À quatre jours du coup d’envoi de la 35ème édition de la Coupe d’Afrique des Nations au Maroc, la fièvre monte dans la tanière. Deux ans après l’élimination précoce et douloureuse en Côte d’Ivoire, l’équipe nationale du Sénégal débarque au Royaume Chérifien avec un statut paradoxal : celui d’un géant blessé qui fait toujours peur, mais qui doit se réinventer. Alors, quelles sont les réelles chances du Sénégal de décrocher une deuxième étoile le 18 janvier prochain ?
Cette CAN 2025 a une saveur particulière. C’est sans doute la « Last Dance » (la dernière danse) pour les cadres de la génération dorée. Sadio Mané, Kalidou Koulibaly et Edouard Mendy savent que le temps joue contre eux. Leur expérience est indispensable pour encadrer la fougue de la jeunesse, mais les jambes ont-elles encore le feu de 2022 ?
La vraie force du Sénégal réside désormais dans son milieu de terrain et son attaque rajeunie. Avec des pépites comme Lamine Camara, Pape Matar Sarr ou encore un Nicolas Jackson, le Sénégal possède l’un des effectifs les plus complets du tournoi. Si l’alchimie prend entre les vétérans et les « Lionceaux » devenus grands, le Sénégal sera injouable.
Jouer au Maroc est une arme à double tranchant. C’est un pays que les footballeurs sénégalais connaissent par cœur (partenariats, académies, climat). Ils ne seront pas dépaysés. Cependant, l’ombre des Lions de l’Atlas, qui jouent à domicile, plane sur la compétition. Le Maroc est l’archi-favori.
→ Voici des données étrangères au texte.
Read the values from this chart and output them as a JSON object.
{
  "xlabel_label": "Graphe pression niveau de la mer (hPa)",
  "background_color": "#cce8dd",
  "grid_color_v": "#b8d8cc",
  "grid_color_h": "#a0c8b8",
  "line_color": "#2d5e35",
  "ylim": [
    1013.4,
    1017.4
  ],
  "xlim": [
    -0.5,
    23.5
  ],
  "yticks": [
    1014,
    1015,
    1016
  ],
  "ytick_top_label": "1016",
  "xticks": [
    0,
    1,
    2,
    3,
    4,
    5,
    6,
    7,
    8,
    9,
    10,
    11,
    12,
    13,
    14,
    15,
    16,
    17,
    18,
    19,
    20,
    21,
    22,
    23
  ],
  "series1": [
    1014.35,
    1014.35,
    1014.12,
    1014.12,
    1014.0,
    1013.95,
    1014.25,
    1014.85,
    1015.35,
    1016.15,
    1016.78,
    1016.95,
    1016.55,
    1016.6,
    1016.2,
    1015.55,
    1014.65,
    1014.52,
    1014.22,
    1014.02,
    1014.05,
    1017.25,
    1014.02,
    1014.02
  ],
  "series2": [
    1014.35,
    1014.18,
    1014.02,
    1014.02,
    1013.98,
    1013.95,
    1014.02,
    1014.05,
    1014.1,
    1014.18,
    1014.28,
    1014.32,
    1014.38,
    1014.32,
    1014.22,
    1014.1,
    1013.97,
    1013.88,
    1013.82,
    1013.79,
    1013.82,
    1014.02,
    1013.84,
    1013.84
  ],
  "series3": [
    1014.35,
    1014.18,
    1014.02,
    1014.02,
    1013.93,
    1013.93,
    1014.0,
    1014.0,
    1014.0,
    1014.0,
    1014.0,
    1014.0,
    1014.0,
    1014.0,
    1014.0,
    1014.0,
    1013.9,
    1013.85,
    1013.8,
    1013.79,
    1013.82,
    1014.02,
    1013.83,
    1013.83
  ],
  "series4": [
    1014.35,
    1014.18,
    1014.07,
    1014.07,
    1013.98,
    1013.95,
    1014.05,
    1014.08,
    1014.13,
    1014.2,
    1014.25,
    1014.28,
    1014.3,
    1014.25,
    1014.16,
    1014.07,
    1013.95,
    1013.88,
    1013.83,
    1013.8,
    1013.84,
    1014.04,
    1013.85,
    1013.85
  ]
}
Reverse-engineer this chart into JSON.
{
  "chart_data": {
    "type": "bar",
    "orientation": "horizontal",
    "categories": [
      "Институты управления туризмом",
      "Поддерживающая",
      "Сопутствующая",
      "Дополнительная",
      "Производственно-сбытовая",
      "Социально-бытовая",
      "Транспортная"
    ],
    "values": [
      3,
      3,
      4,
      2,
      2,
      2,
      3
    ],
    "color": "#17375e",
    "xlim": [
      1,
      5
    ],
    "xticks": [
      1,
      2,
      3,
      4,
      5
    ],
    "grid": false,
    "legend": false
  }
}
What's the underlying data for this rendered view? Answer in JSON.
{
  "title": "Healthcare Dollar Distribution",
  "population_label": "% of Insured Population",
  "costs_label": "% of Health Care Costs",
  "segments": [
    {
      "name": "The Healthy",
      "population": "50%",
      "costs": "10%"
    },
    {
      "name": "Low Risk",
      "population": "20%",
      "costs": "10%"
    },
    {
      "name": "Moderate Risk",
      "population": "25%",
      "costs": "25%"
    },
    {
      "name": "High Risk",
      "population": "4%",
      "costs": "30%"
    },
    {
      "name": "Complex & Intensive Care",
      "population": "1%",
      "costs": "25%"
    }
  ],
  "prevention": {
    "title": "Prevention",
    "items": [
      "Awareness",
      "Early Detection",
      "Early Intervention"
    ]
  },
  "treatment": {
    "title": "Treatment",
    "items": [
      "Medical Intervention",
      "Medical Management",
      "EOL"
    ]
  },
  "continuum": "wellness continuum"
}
Pour gagner, le Sénégal devra probablement battre le pays hôte, ce qui demandera un mental d’acier dans des stades en ébullition.
Après les turbulences sur le banc de touche fin 2024 (le départ d’Aliou Cissé), le staff technique actuel a eu un an pour imposer sa patte. La solidité défensive, marque de fabrique historique des Lions, a parfois vacillé lors des éliminatoires. Pour aller au bout, le Sénégal devra retrouver son hermétisme d’antan tout en libérant sa créativité offensive. L’époque où gagner 1-0 suffisait est révolue ; face à des équipes comme le Nigeria ou l’Algérie, il faudra marquer.
Le Sénégal est incontestablement dans le Top 3 des favoris, aux côtés du Maroc et de la Côte d’Ivoire. Les bookmakers les placent haut. Mais attention à l’excès de confiance ou, à l’inverse, à la pression paralysante. Si les Lions passent la phase de poules sans encombre et montent en puissance, la finale du 18 janvier est à leur portée. Le peuple sénégalais n’attend rien d’autre que le retour du trophée à Dakar.